The second day of my Mekong voyage began at dawn, a thick fog blanketing Pakbeng.
After eating a baguette for breakfast (surprisingly, a local food), I watched the men preparing the slow boat to Luang Prabang. Life-jackets were being thrown overboard to add more room. I tried to ignore this and focused on the elephant that was crashing through the jungle on the opposite riverbank.
We departed earlier than the previous day, settling into another cruise down the Mekong. The bad weather pervaded, but there was a hint of blue sky behind the clouds. Soon, the sun revealed itself, transforming the surrounding landscape.
The water stayed an ugly brown, but the sun reinvigorated the jungle. You could feel it all along the river, as locals set off on their boats for a day of work. It was thrilling to see the Mekong come alive, a way of life unchanged for a thousand years.
Soon the adrenaline started pumping as the river became faster and shallower. Bizarre rock formations jutted from the water, appearing to be from another planet. Some were sleek and metallic, like melted slabs, while others were rows of jagged knives.
The eddies by the rocks made the boat accelerate, the river surging and spraying water aboard. You could feel the Mekong’s power as the captain rode the current, keeping the boat from smashing on the rocks.
Unfazed by this drama, the mountains watched us, squiggling up and down in distinctive “S” shapes.
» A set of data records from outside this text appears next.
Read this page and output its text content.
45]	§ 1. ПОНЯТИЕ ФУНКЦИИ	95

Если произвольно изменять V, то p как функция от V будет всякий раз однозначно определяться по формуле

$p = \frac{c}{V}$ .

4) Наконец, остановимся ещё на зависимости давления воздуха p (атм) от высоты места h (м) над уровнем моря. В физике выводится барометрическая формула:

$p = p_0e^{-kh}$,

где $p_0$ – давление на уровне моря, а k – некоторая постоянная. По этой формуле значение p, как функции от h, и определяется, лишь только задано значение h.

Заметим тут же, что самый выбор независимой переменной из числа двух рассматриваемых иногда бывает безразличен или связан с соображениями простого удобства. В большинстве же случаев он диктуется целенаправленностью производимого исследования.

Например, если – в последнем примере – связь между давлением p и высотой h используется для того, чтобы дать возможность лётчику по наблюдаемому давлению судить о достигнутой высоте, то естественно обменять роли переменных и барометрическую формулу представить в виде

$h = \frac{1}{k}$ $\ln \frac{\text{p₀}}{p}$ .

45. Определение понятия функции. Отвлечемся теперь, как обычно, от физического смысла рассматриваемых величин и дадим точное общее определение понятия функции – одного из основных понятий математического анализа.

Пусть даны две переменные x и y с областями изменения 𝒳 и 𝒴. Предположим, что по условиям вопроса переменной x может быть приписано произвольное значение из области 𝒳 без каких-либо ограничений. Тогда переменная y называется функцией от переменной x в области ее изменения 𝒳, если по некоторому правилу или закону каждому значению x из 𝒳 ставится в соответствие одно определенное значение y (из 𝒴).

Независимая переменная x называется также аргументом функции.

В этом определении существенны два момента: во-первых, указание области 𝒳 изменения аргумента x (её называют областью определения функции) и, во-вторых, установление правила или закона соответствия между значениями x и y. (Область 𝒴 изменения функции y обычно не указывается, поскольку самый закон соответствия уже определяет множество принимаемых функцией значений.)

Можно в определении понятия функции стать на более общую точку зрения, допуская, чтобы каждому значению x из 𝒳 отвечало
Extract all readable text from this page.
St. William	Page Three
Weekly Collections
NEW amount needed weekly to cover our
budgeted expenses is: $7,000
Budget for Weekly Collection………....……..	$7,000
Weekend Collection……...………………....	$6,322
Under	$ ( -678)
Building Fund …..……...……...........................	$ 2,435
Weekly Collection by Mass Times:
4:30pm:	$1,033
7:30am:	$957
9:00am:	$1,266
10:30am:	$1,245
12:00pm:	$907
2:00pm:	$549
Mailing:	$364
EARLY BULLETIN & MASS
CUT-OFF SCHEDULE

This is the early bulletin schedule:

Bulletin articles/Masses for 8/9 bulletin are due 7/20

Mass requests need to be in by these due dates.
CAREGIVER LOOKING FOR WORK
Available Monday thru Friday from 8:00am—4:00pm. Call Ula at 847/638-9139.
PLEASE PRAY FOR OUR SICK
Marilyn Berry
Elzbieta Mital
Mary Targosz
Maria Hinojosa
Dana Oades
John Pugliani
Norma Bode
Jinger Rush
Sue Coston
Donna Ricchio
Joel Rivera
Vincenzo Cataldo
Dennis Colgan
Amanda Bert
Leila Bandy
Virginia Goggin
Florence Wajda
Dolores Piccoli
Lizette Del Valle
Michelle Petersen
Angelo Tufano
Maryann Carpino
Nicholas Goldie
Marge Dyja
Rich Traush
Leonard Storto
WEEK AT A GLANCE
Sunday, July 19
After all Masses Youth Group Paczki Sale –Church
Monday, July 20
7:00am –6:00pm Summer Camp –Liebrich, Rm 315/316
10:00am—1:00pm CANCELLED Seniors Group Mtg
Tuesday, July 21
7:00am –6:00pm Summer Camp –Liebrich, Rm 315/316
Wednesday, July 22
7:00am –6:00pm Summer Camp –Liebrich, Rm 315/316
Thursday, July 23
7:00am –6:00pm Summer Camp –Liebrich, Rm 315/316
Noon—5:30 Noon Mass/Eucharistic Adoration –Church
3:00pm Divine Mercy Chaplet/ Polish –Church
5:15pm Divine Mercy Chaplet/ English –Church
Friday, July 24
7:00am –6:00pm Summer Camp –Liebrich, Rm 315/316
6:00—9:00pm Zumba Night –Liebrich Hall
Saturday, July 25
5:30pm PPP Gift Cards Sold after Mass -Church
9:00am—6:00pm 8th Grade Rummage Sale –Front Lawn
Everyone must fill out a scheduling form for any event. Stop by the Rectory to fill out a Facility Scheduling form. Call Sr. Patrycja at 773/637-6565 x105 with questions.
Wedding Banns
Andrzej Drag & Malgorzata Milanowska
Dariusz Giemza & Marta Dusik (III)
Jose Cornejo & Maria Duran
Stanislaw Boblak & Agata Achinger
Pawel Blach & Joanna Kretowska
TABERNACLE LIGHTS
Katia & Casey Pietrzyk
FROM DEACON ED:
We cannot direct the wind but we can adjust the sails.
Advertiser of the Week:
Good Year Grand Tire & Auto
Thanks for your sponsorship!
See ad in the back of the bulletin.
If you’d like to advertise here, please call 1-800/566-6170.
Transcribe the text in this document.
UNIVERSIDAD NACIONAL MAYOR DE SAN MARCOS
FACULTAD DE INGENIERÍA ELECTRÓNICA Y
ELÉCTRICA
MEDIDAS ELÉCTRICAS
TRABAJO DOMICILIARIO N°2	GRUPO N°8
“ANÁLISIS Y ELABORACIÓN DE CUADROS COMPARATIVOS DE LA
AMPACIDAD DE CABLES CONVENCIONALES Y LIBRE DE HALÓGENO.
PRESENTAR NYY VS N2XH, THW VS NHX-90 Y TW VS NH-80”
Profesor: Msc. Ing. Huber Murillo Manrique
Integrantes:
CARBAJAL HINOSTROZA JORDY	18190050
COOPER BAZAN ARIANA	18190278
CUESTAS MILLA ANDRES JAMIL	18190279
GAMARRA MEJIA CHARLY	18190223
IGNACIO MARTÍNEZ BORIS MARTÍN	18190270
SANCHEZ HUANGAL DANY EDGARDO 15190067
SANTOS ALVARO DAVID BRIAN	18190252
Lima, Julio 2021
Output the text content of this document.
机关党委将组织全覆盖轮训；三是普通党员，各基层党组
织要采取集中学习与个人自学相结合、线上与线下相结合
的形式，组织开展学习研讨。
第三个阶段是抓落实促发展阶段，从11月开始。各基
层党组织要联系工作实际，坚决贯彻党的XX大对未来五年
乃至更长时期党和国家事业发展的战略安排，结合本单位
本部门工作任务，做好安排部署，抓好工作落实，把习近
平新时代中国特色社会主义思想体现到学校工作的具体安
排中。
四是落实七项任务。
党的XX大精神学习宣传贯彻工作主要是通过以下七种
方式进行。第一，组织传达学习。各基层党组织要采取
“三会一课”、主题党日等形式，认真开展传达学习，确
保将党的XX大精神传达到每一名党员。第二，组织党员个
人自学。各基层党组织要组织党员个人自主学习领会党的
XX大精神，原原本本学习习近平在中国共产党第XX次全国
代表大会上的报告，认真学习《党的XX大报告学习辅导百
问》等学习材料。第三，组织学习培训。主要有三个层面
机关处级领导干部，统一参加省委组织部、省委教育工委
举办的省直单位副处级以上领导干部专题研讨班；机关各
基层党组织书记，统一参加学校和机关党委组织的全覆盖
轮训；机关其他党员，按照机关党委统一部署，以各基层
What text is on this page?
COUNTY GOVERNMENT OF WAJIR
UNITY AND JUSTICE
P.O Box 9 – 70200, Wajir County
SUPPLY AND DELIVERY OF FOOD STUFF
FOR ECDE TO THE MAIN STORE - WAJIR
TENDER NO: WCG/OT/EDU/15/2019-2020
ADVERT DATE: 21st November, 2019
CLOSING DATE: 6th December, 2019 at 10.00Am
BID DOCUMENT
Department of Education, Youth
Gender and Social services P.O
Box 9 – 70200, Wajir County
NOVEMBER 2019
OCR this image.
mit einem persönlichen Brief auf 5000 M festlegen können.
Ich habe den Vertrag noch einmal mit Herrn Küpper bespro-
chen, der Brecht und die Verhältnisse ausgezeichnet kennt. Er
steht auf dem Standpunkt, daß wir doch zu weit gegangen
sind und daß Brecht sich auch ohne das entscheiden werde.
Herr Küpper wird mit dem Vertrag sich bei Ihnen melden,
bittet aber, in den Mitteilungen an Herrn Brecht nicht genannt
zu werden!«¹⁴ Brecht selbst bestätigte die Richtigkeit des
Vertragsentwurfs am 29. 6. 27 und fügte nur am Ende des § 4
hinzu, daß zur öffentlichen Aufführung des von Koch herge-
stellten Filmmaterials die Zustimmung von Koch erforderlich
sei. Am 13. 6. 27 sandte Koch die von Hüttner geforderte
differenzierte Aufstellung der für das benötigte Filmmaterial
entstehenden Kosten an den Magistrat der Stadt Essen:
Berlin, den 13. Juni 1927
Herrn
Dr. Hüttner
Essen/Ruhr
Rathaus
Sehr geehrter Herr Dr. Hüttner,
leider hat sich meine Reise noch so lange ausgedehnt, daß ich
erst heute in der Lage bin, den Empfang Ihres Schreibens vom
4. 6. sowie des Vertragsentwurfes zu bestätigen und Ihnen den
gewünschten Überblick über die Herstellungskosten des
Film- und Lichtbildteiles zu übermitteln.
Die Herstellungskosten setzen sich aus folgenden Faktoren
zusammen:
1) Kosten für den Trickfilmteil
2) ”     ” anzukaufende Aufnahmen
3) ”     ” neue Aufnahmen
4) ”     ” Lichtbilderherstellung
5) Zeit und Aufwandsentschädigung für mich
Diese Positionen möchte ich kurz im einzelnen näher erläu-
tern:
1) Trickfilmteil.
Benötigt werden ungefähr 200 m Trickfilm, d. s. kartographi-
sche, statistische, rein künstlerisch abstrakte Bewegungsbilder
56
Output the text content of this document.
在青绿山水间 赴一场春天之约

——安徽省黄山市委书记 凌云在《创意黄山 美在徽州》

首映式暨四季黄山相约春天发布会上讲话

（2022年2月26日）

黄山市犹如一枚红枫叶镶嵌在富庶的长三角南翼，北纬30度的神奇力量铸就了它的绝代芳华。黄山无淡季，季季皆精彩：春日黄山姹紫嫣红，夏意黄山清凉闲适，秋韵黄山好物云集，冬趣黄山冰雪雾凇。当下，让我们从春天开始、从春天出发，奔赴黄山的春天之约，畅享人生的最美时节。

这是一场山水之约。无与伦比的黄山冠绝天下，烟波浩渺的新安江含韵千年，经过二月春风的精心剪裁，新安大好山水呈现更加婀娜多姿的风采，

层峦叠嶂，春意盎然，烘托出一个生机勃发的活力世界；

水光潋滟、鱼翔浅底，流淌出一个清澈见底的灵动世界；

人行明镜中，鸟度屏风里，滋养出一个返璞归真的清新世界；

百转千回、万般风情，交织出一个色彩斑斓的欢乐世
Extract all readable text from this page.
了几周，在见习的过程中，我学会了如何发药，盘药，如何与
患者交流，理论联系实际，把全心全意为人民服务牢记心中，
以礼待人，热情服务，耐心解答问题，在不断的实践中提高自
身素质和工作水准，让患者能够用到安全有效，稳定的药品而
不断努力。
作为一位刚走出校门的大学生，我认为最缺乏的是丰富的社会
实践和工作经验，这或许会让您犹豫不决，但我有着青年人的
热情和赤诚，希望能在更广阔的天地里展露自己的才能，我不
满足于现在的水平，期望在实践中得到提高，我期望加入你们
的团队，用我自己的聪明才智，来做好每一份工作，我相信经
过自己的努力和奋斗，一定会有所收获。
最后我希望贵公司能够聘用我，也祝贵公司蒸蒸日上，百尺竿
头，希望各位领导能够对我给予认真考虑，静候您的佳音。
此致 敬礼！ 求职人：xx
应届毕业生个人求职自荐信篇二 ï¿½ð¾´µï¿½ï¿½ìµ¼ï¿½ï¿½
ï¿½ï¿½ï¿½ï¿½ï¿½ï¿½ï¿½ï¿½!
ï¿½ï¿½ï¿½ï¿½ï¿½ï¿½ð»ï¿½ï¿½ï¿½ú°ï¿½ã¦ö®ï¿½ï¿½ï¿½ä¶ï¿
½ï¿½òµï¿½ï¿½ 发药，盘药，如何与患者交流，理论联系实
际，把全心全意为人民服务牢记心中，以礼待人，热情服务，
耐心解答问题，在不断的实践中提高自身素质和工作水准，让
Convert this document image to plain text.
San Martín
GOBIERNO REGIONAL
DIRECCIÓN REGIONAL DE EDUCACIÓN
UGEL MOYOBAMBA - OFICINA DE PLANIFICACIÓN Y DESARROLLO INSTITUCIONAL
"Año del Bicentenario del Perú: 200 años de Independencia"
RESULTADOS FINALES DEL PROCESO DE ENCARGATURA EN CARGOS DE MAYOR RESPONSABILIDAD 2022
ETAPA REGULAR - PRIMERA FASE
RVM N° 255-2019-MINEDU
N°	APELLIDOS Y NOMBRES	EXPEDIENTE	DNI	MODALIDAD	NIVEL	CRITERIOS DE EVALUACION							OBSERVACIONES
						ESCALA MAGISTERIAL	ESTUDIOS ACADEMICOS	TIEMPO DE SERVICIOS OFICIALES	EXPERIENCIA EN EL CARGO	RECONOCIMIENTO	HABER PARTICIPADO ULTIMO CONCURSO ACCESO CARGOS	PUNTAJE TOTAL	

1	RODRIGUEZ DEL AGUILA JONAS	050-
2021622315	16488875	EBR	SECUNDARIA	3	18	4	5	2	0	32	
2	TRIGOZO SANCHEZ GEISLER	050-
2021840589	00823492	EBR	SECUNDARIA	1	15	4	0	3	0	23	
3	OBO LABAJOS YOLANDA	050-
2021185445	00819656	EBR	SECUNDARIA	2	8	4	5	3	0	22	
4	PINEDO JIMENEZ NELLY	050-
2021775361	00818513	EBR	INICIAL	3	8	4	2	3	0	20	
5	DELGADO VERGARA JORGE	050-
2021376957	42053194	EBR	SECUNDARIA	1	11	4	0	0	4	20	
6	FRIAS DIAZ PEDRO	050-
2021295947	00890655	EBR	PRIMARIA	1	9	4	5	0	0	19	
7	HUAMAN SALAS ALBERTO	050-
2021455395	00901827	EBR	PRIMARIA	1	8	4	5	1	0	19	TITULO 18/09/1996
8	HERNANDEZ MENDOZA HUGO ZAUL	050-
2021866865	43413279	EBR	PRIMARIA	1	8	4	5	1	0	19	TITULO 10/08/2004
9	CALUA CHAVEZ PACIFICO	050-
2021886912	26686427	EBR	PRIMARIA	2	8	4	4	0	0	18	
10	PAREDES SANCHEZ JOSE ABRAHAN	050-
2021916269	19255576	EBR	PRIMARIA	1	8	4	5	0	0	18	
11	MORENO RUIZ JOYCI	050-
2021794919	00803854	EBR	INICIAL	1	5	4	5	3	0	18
But the most memorable moment came when we passed the famous Pak Ou caves. This natural monument looked imposing from the boat, a sheer limestone karst that towered over the river.
Within minutes of landfall we were ripped-off by the tuk-tuk mafia who charged extortionate prices into town. This was the first of many disappointments in Luang Prabang, which would become one of my least favourite places in all of Asia.